Loulou Pastier

par Philippe Houdart, AFCF

La Lettre AFC n°152

Loulou Pastier
Loulou Pastier

Certains d’entre vous ont eu la chance, comme chef opérateur ou lorsqu’ils étaient assistants, de travailler aux côtés de Loulou. Il parlait toujours avec beaucoup de respect de ceux qui avaient collaboré avec lui au travail de l’image sur les films parce qu’il connaissait les difficultés de chaque poste et qu’il savait faire en sorte de participer à leur résolution. Pour ma part, j’ai rencontré Loulou alors que j’étais second assistant et cette rencontre a eu une grande importance dans ma vie.

Professionnellement, parce que c’est à ses côtés que j’ai découvert le travail de caméraman tel qu’il le pratiquait (concevait), c’est-à-dire comme un rouage essentiel entre les demandes des réalisateurs et la mise en œuvre de leur concrétisation dans le respect des contraintes tant techniques qu’artistiques que cela suppose. Participer aux mises en place de plans-séquences orchestrés par André Cayatte, au cours desquels de multiples zooms étaient intégrés aux mouvements et aux déplacements de caméra pour obtenir un plan d’une parfaite fluidité, était une vraie découverte à une époque où la " zoomite " sauvage était aussi répandue que la " steadicamite " actuelle. Cette participation du second assistant aux mouvements de leur conception à leur réalisation, outre qu’elle était la plus belle des façons d’apprendre à concevoir un plan, était révélatrice de l’état d’esprit de Loulou pour qui chaque technicien, chaque ouvrier, présent sur le plateau méritait non seulement que l’on respecte son travail mais aussi que l’on sache en tirer la substantifique moelle. C’était en outre un formidable " manipulateur de caméra " pour qui, aux manivelles, au manche ou en caméra portée, un plan n’était réussi que lorsqu’aux rushes on ne pouvait avoir conscience de sa difficulté. Il était aussi souple avec la caméra que rigoureux avec lui-même.

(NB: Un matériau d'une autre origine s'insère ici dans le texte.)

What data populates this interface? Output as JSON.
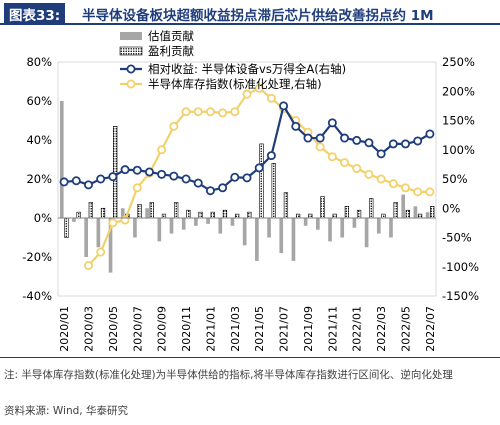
{
  "header": {
    "figure_label": "图表33:",
    "title": "半导体设备板块超额收益拐点滞后芯片供给改善拐点约 1M"
  },
  "chart_data": {
    "type": "bar",
    "x": [
      "2020/01",
      "2020/02",
      "2020/03",
      "2020/04",
      "2020/05",
      "2020/06",
      "2020/07",
      "2020/08",
      "2020/09",
      "2020/10",
      "2020/11",
      "2020/12",
      "2021/01",
      "2021/02",
      "2021/03",
      "2021/04",
      "2021/05",
      "2021/06",
      "2021/07",
      "2021/08",
      "2021/09",
      "2021/10",
      "2021/11",
      "2021/12",
      "2022/01",
      "2022/02",
      "2022/03",
      "2022/04",
      "2022/05",
      "2022/06",
      "2022/07"
    ],
    "x_tick_labels": [
      "2020/01",
      "2020/03",
      "2020/05",
      "2020/07",
      "2020/09",
      "2020/11",
      "2021/01",
      "2021/03",
      "2021/05",
      "2021/07",
      "2021/09",
      "2021/11",
      "2022/01",
      "2022/03",
      "2022/05",
      "2022/07"
    ],
    "left_axis": {
      "ticks": [
        "-40%",
        "-20%",
        "0%",
        "20%",
        "40%",
        "60%",
        "80%"
      ],
      "range": [
        -40,
        80
      ]
    },
    "right_axis": {
      "ticks": [
        "-150%",
        "-100%",
        "-50%",
        "0%",
        "50%",
        "100%",
        "150%",
        "200%",
        "250%"
      ],
      "range": [
        -150,
        250
      ]
    },
    "series": [
      {
        "name": "估值贡献",
        "type": "bar",
        "axis": "left",
        "color": "#a6a6a6",
        "values": [
          60,
          -2,
          -20,
          -15,
          -28,
          5,
          -10,
          5,
          -12,
          -8,
          -6,
          -4,
          -3,
          -8,
          -4,
          -14,
          -22,
          -10,
          -18,
          -22,
          -4,
          -6,
          -12,
          -10,
          -5,
          -15,
          -8,
          -10,
          12,
          6,
          3
        ]
      },
      {
        "name": "盈利贡献",
        "type": "bar_pattern",
        "axis": "left",
        "color": "#000000",
        "values": [
          -10,
          3,
          8,
          5,
          47,
          2,
          7,
          8,
          2,
          8,
          4,
          3,
          3,
          4,
          2,
          3,
          38,
          28,
          13,
          2,
          2,
          11,
          2,
          6,
          4,
          10,
          2,
          8,
          4,
          2,
          6
        ]
      },
      {
        "name": "相对收益: 半导体设备vs万得全A(右轴)",
        "type": "line",
        "axis": "right",
        "color": "#1f3d7a",
        "marker": "circle",
        "values": [
          45,
          47,
          40,
          50,
          54,
          66,
          65,
          62,
          58,
          55,
          50,
          43,
          30,
          35,
          53,
          52,
          69,
          90,
          175,
          140,
          120,
          120,
          146,
          120,
          116,
          112,
          93,
          110,
          110,
          115,
          127
        ]
      },
      {
        "name": "半导体库存指数(标准化处理,右轴)",
        "type": "line",
        "axis": "right",
        "color": "#f2d16b",
        "marker": "circle",
        "values": [
          null,
          null,
          -98,
          -75,
          -25,
          -20,
          35,
          60,
          100,
          140,
          165,
          165,
          165,
          163,
          165,
          195,
          205,
          188,
          170,
          150,
          130,
          105,
          88,
          78,
          68,
          58,
          50,
          42,
          35,
          28,
          28
        ]
      }
    ]
  },
  "footer": {
    "note": "注: 半导体库存指数(标准化处理)为半导体供给的指标,将半导体库存指数进行区间化、逆向化处理",
    "source": "资料来源: Wind, 华泰研究"
  }
}
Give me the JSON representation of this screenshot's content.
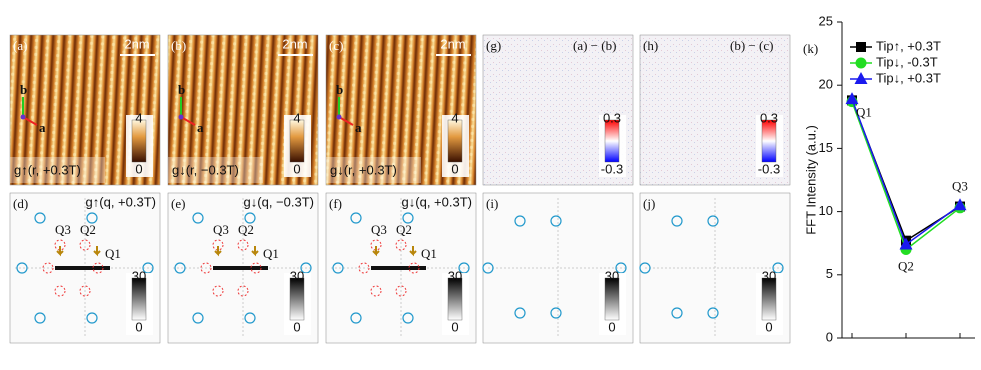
{
  "panels": [
    {
      "kind": "topo",
      "label": "(a)",
      "scale": "2nm",
      "caption": "g↑(r, +0.3T)",
      "lattice": [
        "b",
        "a"
      ],
      "cbar": [
        "4",
        "0"
      ]
    },
    {
      "kind": "topo",
      "label": "(b)",
      "scale": "2nm",
      "caption": "g↓(r, −0.3T)",
      "lattice": [
        "b",
        "a"
      ],
      "cbar": [
        "4",
        "0"
      ]
    },
    {
      "kind": "topo",
      "label": "(c)",
      "scale": "2nm",
      "caption": "g↓(r, +0.3T)",
      "lattice": [
        "b",
        "a"
      ],
      "cbar": [
        "4",
        "0"
      ]
    },
    {
      "kind": "diff",
      "label": "(g)",
      "caption": "(a) − (b)",
      "cbar": [
        "0.3",
        "-0.3"
      ]
    },
    {
      "kind": "diff",
      "label": "(h)",
      "caption": "(b) − (c)",
      "cbar": [
        "0.3",
        "-0.3"
      ]
    },
    {
      "kind": "fft",
      "label": "(d)",
      "caption": "g↑(q, +0.3T)",
      "q": [
        "Q3",
        "Q2",
        "Q1"
      ],
      "cbar": [
        "30",
        "0"
      ]
    },
    {
      "kind": "fft",
      "label": "(e)",
      "caption": "g↓(q, −0.3T)",
      "q": [
        "Q3",
        "Q2",
        "Q1"
      ],
      "cbar": [
        "30",
        "0"
      ]
    },
    {
      "kind": "fft",
      "label": "(f)",
      "caption": "g↓(q, +0.3T)",
      "q": [
        "Q3",
        "Q2",
        "Q1"
      ],
      "cbar": [
        "30",
        "0"
      ]
    },
    {
      "kind": "fft",
      "label": "(i)",
      "cbar": [
        "30",
        "0"
      ]
    },
    {
      "kind": "fft",
      "label": "(j)",
      "cbar": [
        "30",
        "0"
      ]
    }
  ],
  "chart_data": {
    "type": "line",
    "panel_label": "(k)",
    "y_label": "FFT  Intensity (a.u.)",
    "categories": [
      "Q1",
      "Q2",
      "Q3"
    ],
    "ylim": [
      0,
      25
    ],
    "yticks": [
      0,
      5,
      10,
      15,
      20,
      25
    ],
    "series": [
      {
        "name": "Tip↑, +0.3T",
        "color": "#000000",
        "marker": "square",
        "values": [
          18.8,
          7.7,
          10.4
        ]
      },
      {
        "name": "Tip↓, -0.3T",
        "color": "#22dd22",
        "marker": "circle",
        "values": [
          18.7,
          7.0,
          10.3
        ]
      },
      {
        "name": "Tip↓, +0.3T",
        "color": "#1a1aee",
        "marker": "triangle",
        "values": [
          18.9,
          7.4,
          10.5
        ]
      }
    ]
  }
}
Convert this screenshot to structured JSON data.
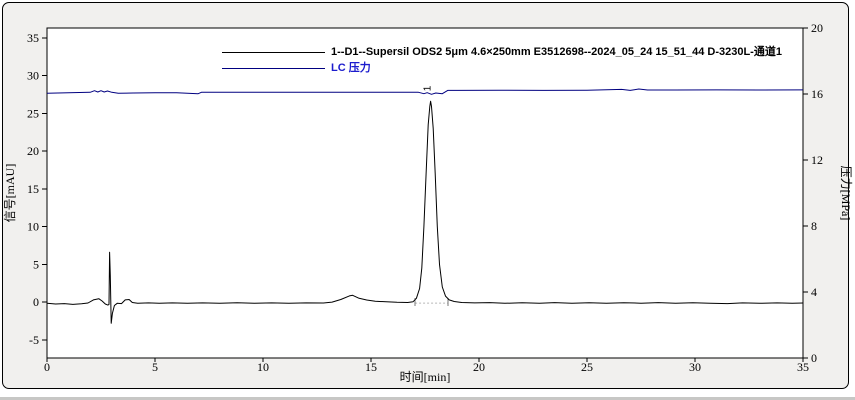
{
  "colors": {
    "background": "#f1f0ee",
    "plot_background": "#ffffff",
    "frame_border": "#000000",
    "signal_trace": "#000000",
    "pressure_trace": "#000080",
    "pressure_legend_text": "#1c1ccd",
    "integration_baseline": "#b8b8b8"
  },
  "chart_data": {
    "type": "line",
    "title": "",
    "x_axis": {
      "label": "时间[min]",
      "range": [
        0,
        35
      ],
      "ticks": [
        0,
        5,
        10,
        15,
        20,
        25,
        30,
        35
      ]
    },
    "y_left_axis": {
      "label": "信号[mAU]",
      "range": [
        -7.4,
        36.3
      ],
      "ticks": [
        -5,
        0,
        5,
        10,
        15,
        20,
        25,
        30,
        35
      ]
    },
    "y_right_axis": {
      "label": "压力[MPa]",
      "range": [
        0,
        20
      ],
      "ticks": [
        0,
        4,
        8,
        12,
        16,
        20
      ]
    },
    "legend": {
      "position": "top-center",
      "entries": [
        {
          "label": "1--D1--Supersil ODS2 5μm 4.6×250mm E3512698--2024_05_24 15_51_44 D-3230L-通道1",
          "color": "#000000"
        },
        {
          "label": "LC 压力",
          "color": "#000080"
        }
      ]
    },
    "series": [
      {
        "name": "signal",
        "axis": "left",
        "color": "#000000",
        "points": [
          [
            0,
            -0.15
          ],
          [
            0.4,
            -0.25
          ],
          [
            0.8,
            -0.2
          ],
          [
            1.2,
            -0.3
          ],
          [
            1.6,
            -0.22
          ],
          [
            1.9,
            -0.12
          ],
          [
            2.15,
            0.3
          ],
          [
            2.4,
            0.45
          ],
          [
            2.55,
            0.15
          ],
          [
            2.7,
            -0.25
          ],
          [
            2.82,
            -0.4
          ],
          [
            2.87,
            -0.3
          ],
          [
            2.9,
            6.6
          ],
          [
            2.93,
            3.5
          ],
          [
            2.97,
            -2.8
          ],
          [
            3.03,
            -1.5
          ],
          [
            3.12,
            -0.45
          ],
          [
            3.25,
            -0.15
          ],
          [
            3.45,
            -0.2
          ],
          [
            3.62,
            0.3
          ],
          [
            3.8,
            0.35
          ],
          [
            3.95,
            -0.05
          ],
          [
            4.2,
            -0.15
          ],
          [
            4.7,
            -0.1
          ],
          [
            5.2,
            -0.15
          ],
          [
            5.8,
            -0.1
          ],
          [
            6.5,
            -0.15
          ],
          [
            7.2,
            -0.1
          ],
          [
            8,
            -0.14
          ],
          [
            8.8,
            -0.08
          ],
          [
            9.6,
            -0.14
          ],
          [
            10.4,
            -0.1
          ],
          [
            11.2,
            -0.14
          ],
          [
            12,
            -0.1
          ],
          [
            12.8,
            -0.12
          ],
          [
            13.2,
            0
          ],
          [
            13.6,
            0.35
          ],
          [
            14,
            0.82
          ],
          [
            14.15,
            0.9
          ],
          [
            14.45,
            0.5
          ],
          [
            14.8,
            0.28
          ],
          [
            15.2,
            0.12
          ],
          [
            15.7,
            0.04
          ],
          [
            16.2,
            -0.02
          ],
          [
            16.7,
            -0.05
          ],
          [
            16.95,
            0.05
          ],
          [
            17.1,
            0.5
          ],
          [
            17.25,
            1.8
          ],
          [
            17.35,
            4.5
          ],
          [
            17.45,
            10
          ],
          [
            17.55,
            17
          ],
          [
            17.65,
            23.5
          ],
          [
            17.72,
            25.9
          ],
          [
            17.76,
            26.6
          ],
          [
            17.8,
            25.9
          ],
          [
            17.88,
            23
          ],
          [
            17.97,
            17
          ],
          [
            18.07,
            10
          ],
          [
            18.17,
            5
          ],
          [
            18.3,
            2
          ],
          [
            18.45,
            0.8
          ],
          [
            18.62,
            0.3
          ],
          [
            18.85,
            0.08
          ],
          [
            19.2,
            -0.05
          ],
          [
            19.8,
            -0.1
          ],
          [
            20.5,
            -0.06
          ],
          [
            21.2,
            -0.15
          ],
          [
            22,
            -0.08
          ],
          [
            22.8,
            -0.15
          ],
          [
            23.5,
            -0.06
          ],
          [
            24.3,
            -0.14
          ],
          [
            25.1,
            -0.08
          ],
          [
            25.9,
            -0.16
          ],
          [
            26.7,
            -0.08
          ],
          [
            27.5,
            -0.14
          ],
          [
            28.3,
            -0.07
          ],
          [
            29.1,
            -0.15
          ],
          [
            29.9,
            -0.08
          ],
          [
            30.7,
            -0.14
          ],
          [
            31.5,
            -0.2
          ],
          [
            32.2,
            -0.1
          ],
          [
            33,
            -0.16
          ],
          [
            33.8,
            -0.1
          ],
          [
            34.5,
            -0.14
          ],
          [
            35,
            -0.12
          ]
        ]
      },
      {
        "name": "pressure",
        "axis": "right",
        "color": "#000080",
        "points": [
          [
            0,
            16.05
          ],
          [
            1,
            16.07
          ],
          [
            2,
            16.1
          ],
          [
            2.2,
            16.2
          ],
          [
            2.35,
            16.12
          ],
          [
            2.5,
            16.2
          ],
          [
            2.65,
            16.12
          ],
          [
            2.8,
            16.18
          ],
          [
            3,
            16.1
          ],
          [
            3.3,
            16.05
          ],
          [
            4,
            16.06
          ],
          [
            5,
            16.08
          ],
          [
            6,
            16.08
          ],
          [
            7,
            16.02
          ],
          [
            7.15,
            16.1
          ],
          [
            8,
            16.1
          ],
          [
            10,
            16.1
          ],
          [
            12,
            16.1
          ],
          [
            14,
            16.1
          ],
          [
            16,
            16.1
          ],
          [
            17.2,
            16.1
          ],
          [
            17.45,
            16.02
          ],
          [
            17.6,
            16.08
          ],
          [
            17.8,
            15.98
          ],
          [
            18,
            16.06
          ],
          [
            18.3,
            16.02
          ],
          [
            18.55,
            16.22
          ],
          [
            19,
            16.22
          ],
          [
            21,
            16.23
          ],
          [
            23,
            16.22
          ],
          [
            25,
            16.23
          ],
          [
            26.6,
            16.28
          ],
          [
            27,
            16.22
          ],
          [
            27.4,
            16.3
          ],
          [
            27.8,
            16.24
          ],
          [
            29,
            16.24
          ],
          [
            31,
            16.25
          ],
          [
            33,
            16.24
          ],
          [
            35,
            16.25
          ]
        ]
      }
    ],
    "annotations": {
      "peak": {
        "label": "1",
        "x": 17.76,
        "apex_mau": 26.6,
        "label_y_mau": 28.3,
        "rotation": -90
      },
      "integration": {
        "x_start": 17.04,
        "x_end": 18.56,
        "y_mau": 0
      }
    }
  }
}
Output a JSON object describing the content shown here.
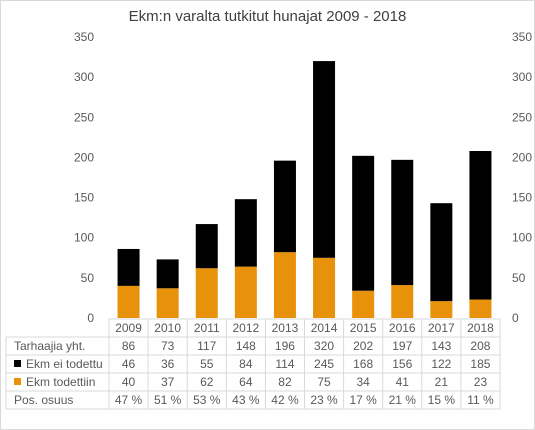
{
  "chart_data": {
    "type": "bar",
    "stacked": true,
    "title": "Ekm:n varalta tutkitut hunajat 2009 - 2018",
    "categories": [
      "2009",
      "2010",
      "2011",
      "2012",
      "2013",
      "2014",
      "2015",
      "2016",
      "2017",
      "2018"
    ],
    "ylim": [
      0,
      350
    ],
    "yticks": [
      0,
      50,
      100,
      150,
      200,
      250,
      300,
      350
    ],
    "secondary_axis_ticks": [
      0,
      50,
      100,
      150,
      200,
      250,
      300,
      350
    ],
    "grid": false,
    "series": [
      {
        "name": "Ekm todettiin",
        "color": "#e8920c",
        "values": [
          40,
          37,
          62,
          64,
          82,
          75,
          34,
          41,
          21,
          23
        ]
      },
      {
        "name": "Ekm ei todettu",
        "color": "#000000",
        "values": [
          46,
          36,
          55,
          84,
          114,
          245,
          168,
          156,
          122,
          185
        ]
      }
    ],
    "table": {
      "rows": [
        {
          "label": "Tarhaajia yht.",
          "marker": "",
          "values": [
            "86",
            "73",
            "117",
            "148",
            "196",
            "320",
            "202",
            "197",
            "143",
            "208"
          ]
        },
        {
          "label": "Ekm ei todettu",
          "marker": "#000000",
          "values": [
            "46",
            "36",
            "55",
            "84",
            "114",
            "245",
            "168",
            "156",
            "122",
            "185"
          ]
        },
        {
          "label": "Ekm todettiin",
          "marker": "#e8920c",
          "values": [
            "40",
            "37",
            "62",
            "64",
            "82",
            "75",
            "34",
            "41",
            "21",
            "23"
          ]
        },
        {
          "label": "Pos. osuus",
          "marker": "",
          "values": [
            "47 %",
            "51 %",
            "53 %",
            "43 %",
            "42 %",
            "23 %",
            "17 %",
            "21 %",
            "15 %",
            "11 %"
          ]
        }
      ]
    }
  }
}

Loulou Pastier aux commandes d'un Mitchell BNC
Loulou Pastier aux commandes d’un Mitchell BNC


Humainement, car au-delà de l’admiration professionnelle que je lui portais, il est très vite devenu un ami indispensable comme seuls peuvent l’être ceux dont on sait l’absolue sincérité. J’imagine qu’il ne savait pas mentir, je n’arrive pas à l’imaginer mentant, et ses positions tranchées étaient assumées avec une rigueur morale qui pouvait déplaire mais dont il ne se départait pas. Ainsi refusait-il de participer à tout plan au cours duquel un animal risquait d’être maltraité. Ainsi accordait-il les compliments avec parcimonie, mais ceux qui avaient la chance de les recevoir en connaissaient la valeur. C’est sur sa recommandation, et à ses côtés, que j’ai fait mon premier film au point. Au moment de son départ à la retraite, comme un passage de relais, il m’a donné son viseur de champ (que je continue à utiliser aujourd’hui) et les manches articulés qu’il avait mis au point et fabriqués avec l’aide d’Albert Viguier. Vingt-cinq ans déjà qu’il avait décidé de poser les manivelles pour profiter, auprès de Paule son épouse, d’une heureuse retraite à Antibes où depuis lors nous nous voyions si souvent. Vingt-cinq ans et pourtant j’ai l’impression que notre complicité sur un plateau est encore toute proche.

En nous quittant fin janvier Loulou a mis fin au long plan-séquence d’amitié que nous répétions ensemble. Il a sans doute considéré qu’il ne ferait pas mieux et qu’était venu le moment de passer au plan suivant. Mais pour tous ceux qui, un jour, ont eu l’occasion de partager une séquence de sa vie, pour tous ceux qui, au hasard d’une projection, reverront son travail, Loulou Pastier restera à jamais présent.